There are also further factors which are bit more controversial but far from unusual. Laws and the way they have been interpreted and administered often give rise to expectations in society which can affect really important ways society operates. Overturning these can be a big deal. Changes in technology or society can create situations that the original intentions of lawmakers do not address. (Intellectual property in the age of the internet but also what punishments are cruel and unusual.) So what I am against is legal interpretation that says one of these factors always trumps – textual meaning or original intention when it is clear that all these consideration need to be in play. And sometimes, when none are determinative – in what ais called hard cases -considerations of justice, philosophical considerations, need to be brought forward.

The difference with literary interpretation is this. Some interpretive questions may just have no one clear answer even when all the evidence is in. The evidence or appropriate considerations leaves the answer indeterminate. This is true of both literary and legal interpretation. In the literary case, one can just say that several interpretations are equally well supported. If one has a favorite, no one else has to go along. But judges and justices have to issue a decision. They can’t say: ‘we can’t decide; there is no clear answer.’ And their answer will be law. If the evidence or legal considerations leave the best decision open, the law has to be constructed either by favoring some considerations over others or appealing to further extra-legal considerations. 

3:16: What’s your favorite art work or aesthetic experience and why – it struck me that we’d all be interested to know what you find valuable when we read about your philosophizing – and was philosophy useful in making you appreciate whatever it is – I guess on top of wanting to know your particular aesthetic interest I want to know what role philosophy of art and aesthetic plays – why should we heed the philosopher here?

RS: Basic answer: I don’t have favorites. There is too much good and great stuff out there to have them. Regarding literature, I have had my obsessions. Dostoyevsky was probably the first, later other Russians especially Tolstoy. Also Nabokov.
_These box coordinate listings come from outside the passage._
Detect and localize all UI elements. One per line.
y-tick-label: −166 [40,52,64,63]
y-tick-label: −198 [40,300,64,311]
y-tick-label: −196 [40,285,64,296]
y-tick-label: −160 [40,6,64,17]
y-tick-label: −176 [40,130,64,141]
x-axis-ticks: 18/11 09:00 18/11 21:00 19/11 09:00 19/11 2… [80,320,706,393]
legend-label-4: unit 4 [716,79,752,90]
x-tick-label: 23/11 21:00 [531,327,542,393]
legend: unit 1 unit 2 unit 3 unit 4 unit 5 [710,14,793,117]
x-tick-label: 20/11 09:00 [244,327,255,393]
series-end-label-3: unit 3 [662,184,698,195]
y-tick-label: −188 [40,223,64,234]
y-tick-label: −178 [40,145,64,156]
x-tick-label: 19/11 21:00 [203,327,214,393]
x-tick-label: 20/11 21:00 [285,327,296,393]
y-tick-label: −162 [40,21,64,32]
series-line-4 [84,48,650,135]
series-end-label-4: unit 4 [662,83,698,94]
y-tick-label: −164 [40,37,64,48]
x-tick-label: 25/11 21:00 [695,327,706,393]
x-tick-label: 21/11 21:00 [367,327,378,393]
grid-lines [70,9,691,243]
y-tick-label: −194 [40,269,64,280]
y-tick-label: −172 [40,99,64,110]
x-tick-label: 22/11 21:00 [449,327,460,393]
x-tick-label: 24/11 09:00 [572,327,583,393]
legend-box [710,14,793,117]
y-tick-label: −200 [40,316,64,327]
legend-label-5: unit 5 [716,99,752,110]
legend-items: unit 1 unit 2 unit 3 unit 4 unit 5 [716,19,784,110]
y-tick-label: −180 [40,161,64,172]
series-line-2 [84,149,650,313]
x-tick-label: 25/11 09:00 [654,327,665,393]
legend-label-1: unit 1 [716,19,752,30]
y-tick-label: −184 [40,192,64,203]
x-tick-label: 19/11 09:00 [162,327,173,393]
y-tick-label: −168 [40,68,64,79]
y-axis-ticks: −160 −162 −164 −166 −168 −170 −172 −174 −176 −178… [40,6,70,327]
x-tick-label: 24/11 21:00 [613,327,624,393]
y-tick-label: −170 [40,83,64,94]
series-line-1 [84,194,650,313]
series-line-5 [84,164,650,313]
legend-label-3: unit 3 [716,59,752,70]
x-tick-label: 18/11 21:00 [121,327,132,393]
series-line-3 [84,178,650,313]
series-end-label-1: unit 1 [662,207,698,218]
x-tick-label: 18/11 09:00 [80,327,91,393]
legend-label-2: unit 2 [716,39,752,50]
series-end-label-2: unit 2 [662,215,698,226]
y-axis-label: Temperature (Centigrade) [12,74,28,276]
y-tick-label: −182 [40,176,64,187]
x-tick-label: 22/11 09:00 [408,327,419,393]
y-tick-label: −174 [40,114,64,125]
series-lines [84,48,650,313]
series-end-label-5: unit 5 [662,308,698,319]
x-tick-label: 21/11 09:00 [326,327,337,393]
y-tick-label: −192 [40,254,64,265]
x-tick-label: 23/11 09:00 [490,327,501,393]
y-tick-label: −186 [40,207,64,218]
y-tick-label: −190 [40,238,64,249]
I had a period where I read all the 20th century Japanese and 19th German (including Austrian and Swiss) novels, novellas and stories I could get my hands on. Kafka in the twentieth century. I could go on. In painting, I had a great love for Vermeer for a while, and Cezanne for another while. Mozart in music. But now, in my 70s, no favorites. 

3:16: And finally, for the curious readers here at 3:16, are there five books you can recommend (other than your own) that will take us further into your philosophical world?

RS: 

Hume’s Treatise of Human Nature is probably the greatest influence.

Anything written by Judith Jarvis Thomson (especially Normativity), the smartest philosopher I have personally known, and the person who most influenced my character as a philosopher.

The writings of Jerrold Levinson (especially Music, Art and Metaphysics

and Stephen Davies (especially Definitions of Art). 

Jerry and Stephen are contemporaries who have most influenced and excited me philosophically when I was forming my views.

Dom Lopes (especially Beyond Art), 

Kathleen Stock (Only Imagine), Stacie Friend and Louise Hansen, (no books from them yet I don’t think), to name those who come first to mind, are producing the work I find very interesting now.